Comment 137 for bug 317781

Revision history for this message
Chris Newman (chris-greenhillroad) wrote :

@Theodore,

As a scalable server developer with 25 years experience, I am fully aware of the purpose of fsync, fdatasync and use them if and only if the semantics I want are "really commit to disk right now". To use them at any other time would be an implementation error.

I further agree delayed allocation is a good thing and believe application developers who use the first command sequence you describe above get what they deserve and that is it a mistake for the filesystem to perform an implicit sync in that case.

Where I strongly disagree with you is for the open-write-close-rename call sequence (your second scenario). It is very common for an application to need "atomic replace, defer ok" semantics when updating a file (more common, in fact, than cases where fsync is really needed). The only way to express that semantic is open-write-close-rename, and furthermore that semantic is the only useful interpretation of that call sequence. Adding an fsync expresses a different and less useful semantic. For example, when I do "atomic replace, defer ok" twice in a flush interval I would expect an optimal filesystem to discard the intermediate version without ever committing it to disk. So I find the workaround you've implemented undesirable as it results in non-optimal and unnecessary disk commits.

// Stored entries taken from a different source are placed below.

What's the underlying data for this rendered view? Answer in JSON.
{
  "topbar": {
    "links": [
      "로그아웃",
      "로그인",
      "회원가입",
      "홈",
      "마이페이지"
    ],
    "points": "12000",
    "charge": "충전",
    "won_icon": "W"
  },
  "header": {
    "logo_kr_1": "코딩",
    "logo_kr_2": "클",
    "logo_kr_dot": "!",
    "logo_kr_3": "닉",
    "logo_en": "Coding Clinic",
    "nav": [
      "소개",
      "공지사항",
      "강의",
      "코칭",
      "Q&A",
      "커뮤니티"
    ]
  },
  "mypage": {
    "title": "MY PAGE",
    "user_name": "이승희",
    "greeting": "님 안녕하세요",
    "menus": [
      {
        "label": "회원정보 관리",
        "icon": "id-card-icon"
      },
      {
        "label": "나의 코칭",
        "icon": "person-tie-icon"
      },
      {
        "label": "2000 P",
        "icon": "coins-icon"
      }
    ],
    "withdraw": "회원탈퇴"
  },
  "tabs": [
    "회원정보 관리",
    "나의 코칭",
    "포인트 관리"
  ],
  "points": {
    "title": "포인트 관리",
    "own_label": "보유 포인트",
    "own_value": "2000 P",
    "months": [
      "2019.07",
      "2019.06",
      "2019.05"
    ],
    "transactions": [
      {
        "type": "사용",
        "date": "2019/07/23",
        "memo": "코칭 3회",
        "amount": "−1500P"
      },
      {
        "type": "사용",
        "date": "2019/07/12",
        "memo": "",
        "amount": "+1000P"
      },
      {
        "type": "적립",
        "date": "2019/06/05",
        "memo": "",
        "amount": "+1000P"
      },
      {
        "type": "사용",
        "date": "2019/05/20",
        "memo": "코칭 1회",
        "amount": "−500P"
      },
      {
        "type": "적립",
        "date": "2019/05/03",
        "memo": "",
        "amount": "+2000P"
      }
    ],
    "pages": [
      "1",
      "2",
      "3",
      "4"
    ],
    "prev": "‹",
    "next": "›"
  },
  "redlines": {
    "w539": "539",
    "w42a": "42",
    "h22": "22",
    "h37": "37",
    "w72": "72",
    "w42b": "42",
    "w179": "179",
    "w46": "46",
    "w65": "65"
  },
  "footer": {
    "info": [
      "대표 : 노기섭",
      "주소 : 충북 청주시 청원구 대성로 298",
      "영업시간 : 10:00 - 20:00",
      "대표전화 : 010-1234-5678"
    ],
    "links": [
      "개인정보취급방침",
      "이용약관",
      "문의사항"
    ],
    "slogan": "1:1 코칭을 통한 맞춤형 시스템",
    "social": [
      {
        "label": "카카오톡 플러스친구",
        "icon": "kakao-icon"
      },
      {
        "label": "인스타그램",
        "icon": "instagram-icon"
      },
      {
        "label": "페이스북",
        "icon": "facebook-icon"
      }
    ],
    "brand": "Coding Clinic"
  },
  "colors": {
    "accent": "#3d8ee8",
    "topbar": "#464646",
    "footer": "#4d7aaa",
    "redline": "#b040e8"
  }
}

Now your not-useful interpretation of open-write-close-rename is Posix compliant under a narrow interpretation. But I can interpret any standard in a not-useful way. An IMAP server that delivers all new mail to a mailbox "NEWMAIL" and has no "INBOX" would be strictly compliant with the spec and also not useful. Any reasonable IMAP client vendor will simply state they don't support that server. And that's exactly what will happen to EXT4, XFS and other filesystems that interpret the open-write-close-rename call sequence in a not useful way. You will find applications declare your filesystem unsupported because you interpret a useful call sequence in a not-useful fashion.

The right interpretation of open-write-close-rename is "atomic replace, defer ok". There is no reason to spin up the disk or fsync until the next flush interval. What's important is that the rename is not committed until after the file data is committed.

If you disagree, I invite you to suggest how you would express "atomic replace, defer ok" using Posix APIs when writing an application.